Desde a publicação, a portaria vem sendo analisada pelo meio jurídico como uma forma de intimidar o jornalista Glenn Greenwald, do The Intercept Brasil, um dos responsáveis pela publicação de uma série de conversas indicando que Moro atuou como chefe da força-tarefa de procuradores da Operação Lava Jato, rompendo o sistema acusatório que proíbe que juízes exerçam o papel da acusação.

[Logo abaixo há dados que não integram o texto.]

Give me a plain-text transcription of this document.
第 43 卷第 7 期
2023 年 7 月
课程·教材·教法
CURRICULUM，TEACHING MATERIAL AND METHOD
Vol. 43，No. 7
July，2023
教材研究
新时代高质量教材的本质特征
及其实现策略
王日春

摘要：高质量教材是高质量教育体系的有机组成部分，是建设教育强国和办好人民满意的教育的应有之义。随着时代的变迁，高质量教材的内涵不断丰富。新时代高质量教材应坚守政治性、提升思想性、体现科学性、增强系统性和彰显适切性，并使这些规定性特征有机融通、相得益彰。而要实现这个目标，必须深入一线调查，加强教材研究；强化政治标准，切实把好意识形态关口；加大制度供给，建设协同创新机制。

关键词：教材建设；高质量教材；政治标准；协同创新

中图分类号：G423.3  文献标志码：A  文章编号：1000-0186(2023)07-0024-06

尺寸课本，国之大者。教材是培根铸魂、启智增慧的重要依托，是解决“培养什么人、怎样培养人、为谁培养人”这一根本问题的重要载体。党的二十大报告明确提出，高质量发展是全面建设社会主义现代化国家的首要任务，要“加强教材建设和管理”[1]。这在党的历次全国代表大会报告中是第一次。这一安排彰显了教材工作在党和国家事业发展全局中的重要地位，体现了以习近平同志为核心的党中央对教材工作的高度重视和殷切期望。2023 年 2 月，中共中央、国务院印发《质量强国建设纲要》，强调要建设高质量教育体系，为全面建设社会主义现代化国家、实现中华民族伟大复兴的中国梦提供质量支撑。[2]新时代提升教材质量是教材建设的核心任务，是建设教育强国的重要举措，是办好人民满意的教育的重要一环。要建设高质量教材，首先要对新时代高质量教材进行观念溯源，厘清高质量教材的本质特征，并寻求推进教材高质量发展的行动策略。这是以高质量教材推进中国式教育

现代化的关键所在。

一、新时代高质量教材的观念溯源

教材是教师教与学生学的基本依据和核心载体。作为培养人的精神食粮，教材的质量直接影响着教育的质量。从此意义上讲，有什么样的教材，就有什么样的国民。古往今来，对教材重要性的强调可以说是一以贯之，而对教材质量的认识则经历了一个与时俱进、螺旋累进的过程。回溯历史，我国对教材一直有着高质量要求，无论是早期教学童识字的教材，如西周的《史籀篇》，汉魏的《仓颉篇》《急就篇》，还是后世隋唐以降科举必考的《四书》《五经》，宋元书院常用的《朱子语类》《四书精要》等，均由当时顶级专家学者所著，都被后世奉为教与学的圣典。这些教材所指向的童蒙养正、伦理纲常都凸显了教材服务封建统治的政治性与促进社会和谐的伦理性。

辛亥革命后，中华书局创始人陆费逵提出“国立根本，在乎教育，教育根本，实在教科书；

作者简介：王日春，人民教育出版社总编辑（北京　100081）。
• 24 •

Delação de Palocci e ilegalidades de Moro

Divulgada nesta segunda-feira (29) pelo jornal Folha de S. Paulo em parceria com o The Intercept Brasil, a Vaza Jato mostra mais uma situação em que Moro cometeu irregularidades. De acordo com nova informação, Moro divulgou a delação do ex-ministro Antonio Palocci, a seis dias do primeiro turno da eleição presidencial no ano passado, por considerações políticas, impactando negativamente o candidato petista, Fernando Haddad.

Para o magistrado, a conduta de Moro enquanto juiz deveria ser a principal questão a ser investigada, e não a forma como a informação foi obtida. Segundo Bezerra, na própria condução do inquérito da Polícia Federal que atribui a supostos “hackers”o vazamento das informações reveladas pelo Intercept, pesam atuações irregulares por parte de Moro, que chegou a declarar que destruiria provas obtidas pela investigação.

“A primeira coisa que uma autoridade deveria fazer quando ela é investigada, e quando ela vai ser investigada por quem lhe é subordinado, é abrir mão do seu cargo, sair de sua função, deixar que as instituições o investigue. Se não houver nada contra a ele, que ele volte a sua função. E se houver, que ele responda por eventual ilícito praticado”, defende o juiz de Direito.

Bezerra analisa que as investigações têm usado o suposto “hacker” como pretexto para violar um outro princípio básico de uma democracia que é a liberdade de imprensa: “O jornalista tem de ter a liberdade de noticiar, ainda que seja contrário aos interesses de um determinado governo de ocasião”.